Iterative Nash Policy Optimization: Aligning LLMs with General Preferences via No-Regret Learning
Yuheng Zhang, Dian Yu, Baolin Peng, Linfeng Song, Ye Tian, Mingyue Huo, Nan Jiang, Haitao Mi, Dong Yu
TL;DR
This work reframes LLM alignment as a general‑preferences two‑player game and introduces Iterative Nash Policy Optimization (INPO), an online no‑regret algorithm based on Online Mirror Descent to approximate the Nash policy via self‑play. By formulating a population loss that can be minimized directly on a preference dataset, INPO avoids estimating per‑response win rates and provides both sublinear regret and last‑iterate convergence guarantees. Empirically, INPO outperforms state‑of‑the‑art online RLHF methods on benchmarks like AlpacaEval 2.0 and Arena‑Hard, particularly when using a preference model as the oracle, and exhibits robust gains across academic benchmarks as well. The approach offers practical, scalable alignment with general human preferences and opens avenues for extending to finite‑sample analyses and full reinforcement learning settings.
Abstract
Reinforcement Learning with Human Feedback (RLHF) has achieved great success in aligning large language models (LLMs) with human preferences. Prevalent RLHF approaches are reward-based, following the Bradley-Terry (BT) model assumption, which may not fully capture the complexity of human preferences. In this paper, we explore RLHF under a general preference framework and approach it from a game-theoretic perspective. Specifically, we formulate the problem as a two-player game and propose a novel online algorithm, iterative Nash policy optimization (INPO).
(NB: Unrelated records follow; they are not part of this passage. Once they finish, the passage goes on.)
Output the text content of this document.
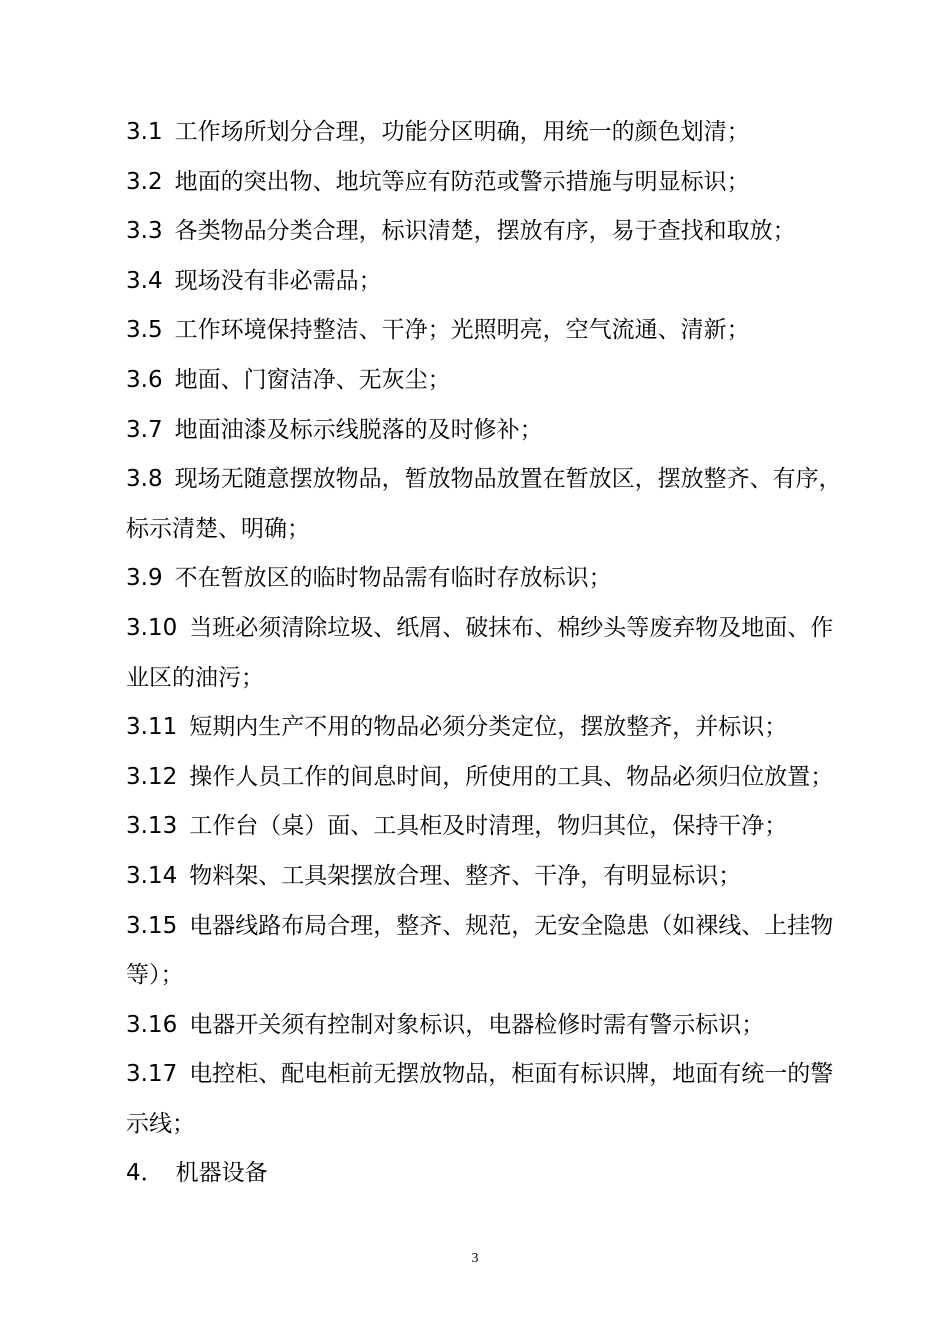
3.1 工作场所划分合理，功能分区明确，用统一的颜色划清；
3.2 地面的突出物、地坑等应有防范或警示措施与明显标识；
3.3 各类物品分类合理，标识清楚，摆放有序，易于查找和取放；
3.4 现场没有非必需品；
3.5 工作环境保持整洁、干净；光照明亮，空气流通、清新；
3.6 地面、门窗洁净、无灰尘；
3.7 地面油漆及标示线脱落的及时修补；
3.8 现场无随意摆放物品，暂放物品放置在暂放区，摆放整齐、有序，
标示清楚、明确；
3.9 不在暂放区的临时物品需有临时存放标识；
3.10 当班必须清除垃圾、纸屑、破抹布、棉纱头等废弃物及地面、作
业区的油污；
3.11 短期内生产不用的物品必须分类定位，摆放整齐，并标识；
3.12 操作人员工作的间息时间，所使用的工具、物品必须归位放置；
3.13 工作台（桌）面、工具柜及时清理，物归其位，保持干净；
3.14 物料架、工具架摆放合理、整齐、干净，有明显标识；
3.15 电器线路布局合理，整齐、规范，无安全隐患（如裸线、上挂物
等）；
3.16 电器开关须有控制对象标识，电器检修时需有警示标识；
3.17 电控柜、配电柜前无摆放物品，柜面有标识牌，地面有统一的警
示线；
4． 机器设备
3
The key idea is to let the policy play against itself via no-regret learning, thereby approximating the Nash policy. Unlike previous methods, INPO bypasses the need for estimating the expected win rate for individual responses, which typically incurs high computational or annotation costs. Instead, we introduce a new loss objective that is directly minimized over a preference dataset. We provide theoretical analysis for our approach and demonstrate its effectiveness through experiments on various representative benchmarks. With an LLaMA-3-8B-based SFT model, INPO achieves a 42.6% length-controlled win rate on AlpacaEval 2.0 and a 37.8% win rate on Arena-Hard, showing substantial improvement over the state-of-the-art online RLHF algorithms.